Grasmere Road
- Interactive map of Grasmere Road

Ground information
- Location: Cove, Hampshire
- Country: England
- Coordinates: 51°17′36″N 0°46′37″W﻿ / ﻿51.2934°N 0.7769°W
- Establishment: c. 1988

Team information
| Hampshire Cricket Board | (1999–2000) |

= Grasmere Road Ground =

Grasmere Road is a cricket ground located north of Farnborough Airport on Grasmere Road, from which the ground gets its name, in Cove, Hampshire, England. The ground is bordered by housing on its west and north sides, while to the south it is bordered by an open field and on its east side by woodland. The grounds facilities include a pavilion, practice nets and a scoreboard. The ground is owned by Cove Cricket Club, which was founded in 1935.

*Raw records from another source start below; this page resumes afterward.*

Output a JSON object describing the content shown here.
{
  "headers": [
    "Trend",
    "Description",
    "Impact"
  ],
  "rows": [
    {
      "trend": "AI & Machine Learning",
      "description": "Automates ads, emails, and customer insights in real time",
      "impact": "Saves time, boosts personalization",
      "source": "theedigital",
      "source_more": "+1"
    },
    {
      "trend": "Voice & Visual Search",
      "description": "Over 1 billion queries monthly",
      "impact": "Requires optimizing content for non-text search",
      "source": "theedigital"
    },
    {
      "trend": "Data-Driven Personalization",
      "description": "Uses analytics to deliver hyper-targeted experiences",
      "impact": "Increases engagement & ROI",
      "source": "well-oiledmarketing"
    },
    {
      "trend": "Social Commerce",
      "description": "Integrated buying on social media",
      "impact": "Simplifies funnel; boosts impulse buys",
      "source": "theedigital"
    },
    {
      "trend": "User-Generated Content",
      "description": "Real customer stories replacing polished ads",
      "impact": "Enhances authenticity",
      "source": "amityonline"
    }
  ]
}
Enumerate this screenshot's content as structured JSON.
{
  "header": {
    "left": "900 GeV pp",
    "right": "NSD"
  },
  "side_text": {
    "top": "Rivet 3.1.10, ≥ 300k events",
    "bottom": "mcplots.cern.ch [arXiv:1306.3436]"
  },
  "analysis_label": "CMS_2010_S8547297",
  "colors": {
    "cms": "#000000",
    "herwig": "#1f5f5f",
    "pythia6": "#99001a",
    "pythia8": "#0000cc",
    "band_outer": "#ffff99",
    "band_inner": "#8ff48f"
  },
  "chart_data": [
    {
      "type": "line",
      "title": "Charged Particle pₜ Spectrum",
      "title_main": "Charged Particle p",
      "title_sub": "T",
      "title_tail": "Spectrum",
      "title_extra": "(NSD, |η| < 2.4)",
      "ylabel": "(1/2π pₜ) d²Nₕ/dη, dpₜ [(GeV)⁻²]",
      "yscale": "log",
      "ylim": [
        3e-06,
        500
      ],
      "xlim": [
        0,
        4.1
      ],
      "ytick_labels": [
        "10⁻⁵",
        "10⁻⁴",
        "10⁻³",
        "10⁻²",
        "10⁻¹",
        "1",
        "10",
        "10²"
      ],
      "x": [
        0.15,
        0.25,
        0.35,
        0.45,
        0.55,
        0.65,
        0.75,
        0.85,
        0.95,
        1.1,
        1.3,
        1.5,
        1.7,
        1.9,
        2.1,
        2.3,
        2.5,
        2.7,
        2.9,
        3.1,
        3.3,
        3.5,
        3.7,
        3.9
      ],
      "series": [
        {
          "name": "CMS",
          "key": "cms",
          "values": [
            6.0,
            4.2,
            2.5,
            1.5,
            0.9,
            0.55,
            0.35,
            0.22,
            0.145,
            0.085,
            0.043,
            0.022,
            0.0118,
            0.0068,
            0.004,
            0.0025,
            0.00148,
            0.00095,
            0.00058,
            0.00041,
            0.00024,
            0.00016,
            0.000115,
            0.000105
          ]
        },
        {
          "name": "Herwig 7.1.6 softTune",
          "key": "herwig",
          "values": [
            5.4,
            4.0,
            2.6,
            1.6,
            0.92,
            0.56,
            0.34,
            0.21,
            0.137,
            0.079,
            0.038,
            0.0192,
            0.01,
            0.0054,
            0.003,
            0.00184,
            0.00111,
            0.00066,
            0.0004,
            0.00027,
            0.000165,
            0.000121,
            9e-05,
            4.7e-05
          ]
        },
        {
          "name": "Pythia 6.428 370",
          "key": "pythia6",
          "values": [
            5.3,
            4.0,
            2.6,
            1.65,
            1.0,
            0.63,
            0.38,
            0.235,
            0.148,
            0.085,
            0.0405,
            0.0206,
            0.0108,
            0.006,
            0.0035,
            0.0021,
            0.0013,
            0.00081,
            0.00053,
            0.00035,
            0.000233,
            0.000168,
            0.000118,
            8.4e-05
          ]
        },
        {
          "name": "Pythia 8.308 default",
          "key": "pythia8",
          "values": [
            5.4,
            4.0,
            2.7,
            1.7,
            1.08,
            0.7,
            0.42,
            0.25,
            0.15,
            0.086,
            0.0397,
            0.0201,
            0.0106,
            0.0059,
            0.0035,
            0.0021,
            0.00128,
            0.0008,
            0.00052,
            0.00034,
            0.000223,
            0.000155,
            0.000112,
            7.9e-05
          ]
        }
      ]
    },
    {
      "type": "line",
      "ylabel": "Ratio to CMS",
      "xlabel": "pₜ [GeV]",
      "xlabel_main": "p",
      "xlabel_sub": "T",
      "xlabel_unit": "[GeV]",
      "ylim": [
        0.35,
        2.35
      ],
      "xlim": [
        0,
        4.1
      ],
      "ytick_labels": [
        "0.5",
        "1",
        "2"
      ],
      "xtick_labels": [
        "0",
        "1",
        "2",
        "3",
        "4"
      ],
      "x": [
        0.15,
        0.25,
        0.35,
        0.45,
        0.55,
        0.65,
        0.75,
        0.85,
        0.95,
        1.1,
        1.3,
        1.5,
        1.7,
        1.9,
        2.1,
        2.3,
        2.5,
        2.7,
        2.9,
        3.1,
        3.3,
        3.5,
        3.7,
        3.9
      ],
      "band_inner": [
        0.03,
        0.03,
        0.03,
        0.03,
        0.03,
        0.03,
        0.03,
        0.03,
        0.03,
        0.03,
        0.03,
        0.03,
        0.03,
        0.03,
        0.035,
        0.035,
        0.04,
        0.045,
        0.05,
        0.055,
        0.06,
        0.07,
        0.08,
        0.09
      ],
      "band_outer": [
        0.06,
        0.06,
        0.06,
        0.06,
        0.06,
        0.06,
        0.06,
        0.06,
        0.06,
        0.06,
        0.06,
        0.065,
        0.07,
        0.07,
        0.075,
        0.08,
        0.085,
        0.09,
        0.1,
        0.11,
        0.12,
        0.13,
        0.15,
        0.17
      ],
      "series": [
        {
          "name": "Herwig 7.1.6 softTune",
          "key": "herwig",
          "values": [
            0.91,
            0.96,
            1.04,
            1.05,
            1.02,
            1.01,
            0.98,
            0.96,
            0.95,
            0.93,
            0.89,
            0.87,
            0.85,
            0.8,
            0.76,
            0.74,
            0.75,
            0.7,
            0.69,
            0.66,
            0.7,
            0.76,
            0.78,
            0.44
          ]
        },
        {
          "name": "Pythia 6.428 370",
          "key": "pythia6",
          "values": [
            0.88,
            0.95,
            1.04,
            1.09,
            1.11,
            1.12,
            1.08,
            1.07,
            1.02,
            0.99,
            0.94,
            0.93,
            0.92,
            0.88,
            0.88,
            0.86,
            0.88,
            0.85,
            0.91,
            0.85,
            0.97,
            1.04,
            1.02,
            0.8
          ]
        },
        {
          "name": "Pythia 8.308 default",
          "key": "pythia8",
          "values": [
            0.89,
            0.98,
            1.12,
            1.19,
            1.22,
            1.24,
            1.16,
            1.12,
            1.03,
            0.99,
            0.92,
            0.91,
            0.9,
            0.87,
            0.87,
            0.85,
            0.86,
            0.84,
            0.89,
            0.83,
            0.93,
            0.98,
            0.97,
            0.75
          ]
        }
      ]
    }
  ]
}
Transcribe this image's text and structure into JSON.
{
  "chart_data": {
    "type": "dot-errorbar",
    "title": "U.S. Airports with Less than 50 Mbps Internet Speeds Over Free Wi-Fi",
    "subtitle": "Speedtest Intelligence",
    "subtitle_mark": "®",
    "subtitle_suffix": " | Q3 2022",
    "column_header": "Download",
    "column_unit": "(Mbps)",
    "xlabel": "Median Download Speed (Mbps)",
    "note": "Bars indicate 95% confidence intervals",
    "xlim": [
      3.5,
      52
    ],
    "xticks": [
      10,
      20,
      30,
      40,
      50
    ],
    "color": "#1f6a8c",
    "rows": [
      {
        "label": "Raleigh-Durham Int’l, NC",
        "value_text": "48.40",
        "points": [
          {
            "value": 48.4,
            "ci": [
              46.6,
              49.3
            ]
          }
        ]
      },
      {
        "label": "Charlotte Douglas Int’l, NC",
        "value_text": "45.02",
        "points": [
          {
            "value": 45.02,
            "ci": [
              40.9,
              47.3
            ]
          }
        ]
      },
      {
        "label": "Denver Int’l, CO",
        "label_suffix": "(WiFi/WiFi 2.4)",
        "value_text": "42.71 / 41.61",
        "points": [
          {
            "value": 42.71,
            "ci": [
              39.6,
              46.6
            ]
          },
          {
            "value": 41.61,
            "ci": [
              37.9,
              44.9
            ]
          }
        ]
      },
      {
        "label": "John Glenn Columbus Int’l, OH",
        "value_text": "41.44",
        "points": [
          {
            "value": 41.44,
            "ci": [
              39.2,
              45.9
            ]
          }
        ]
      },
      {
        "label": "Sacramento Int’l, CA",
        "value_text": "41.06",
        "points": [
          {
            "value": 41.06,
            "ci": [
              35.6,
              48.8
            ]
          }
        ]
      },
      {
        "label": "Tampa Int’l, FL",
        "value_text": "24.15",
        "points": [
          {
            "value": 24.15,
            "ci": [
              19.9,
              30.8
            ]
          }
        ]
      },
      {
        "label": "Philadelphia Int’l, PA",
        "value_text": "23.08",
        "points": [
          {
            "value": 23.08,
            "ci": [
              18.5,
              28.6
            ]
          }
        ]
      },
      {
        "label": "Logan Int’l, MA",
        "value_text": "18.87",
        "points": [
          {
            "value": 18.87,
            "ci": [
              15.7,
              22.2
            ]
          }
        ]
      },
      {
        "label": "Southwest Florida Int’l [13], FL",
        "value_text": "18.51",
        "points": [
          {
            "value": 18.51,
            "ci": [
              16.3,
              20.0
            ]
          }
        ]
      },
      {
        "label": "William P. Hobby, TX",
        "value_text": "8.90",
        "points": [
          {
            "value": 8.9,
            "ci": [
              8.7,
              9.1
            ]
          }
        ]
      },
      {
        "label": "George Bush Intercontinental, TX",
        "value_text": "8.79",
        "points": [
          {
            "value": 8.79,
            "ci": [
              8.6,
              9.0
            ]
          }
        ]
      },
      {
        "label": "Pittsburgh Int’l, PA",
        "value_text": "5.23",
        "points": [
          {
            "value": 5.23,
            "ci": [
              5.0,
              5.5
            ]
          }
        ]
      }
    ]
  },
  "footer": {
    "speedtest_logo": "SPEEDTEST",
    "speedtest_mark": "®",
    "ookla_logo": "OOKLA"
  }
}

The first recorded match held on the ground came in 1988 when Hampshire Under-16s played Berkshire Under-16s. The ground was used by Cove Cricket Club and Hampshire age-group teams throughout the 1990s. The ground hosted a single MCCA Knockout Trophy match between the Hampshire Cricket Board and the Sussex Cricket Board in 1999, while the following season a single List A match was played there in the 2000 NatWest Trophy between the Hampshire Cricket Board and Huntingdonshire, which Huntingdonshire won by 28 runs. Ross Hunter of the Hampshire Cricket Board top scored in the match with 33, while the Hampshire Cricket Board's Christopher Yates and Huntingdonshire's Billy Young both took 3 wickets each.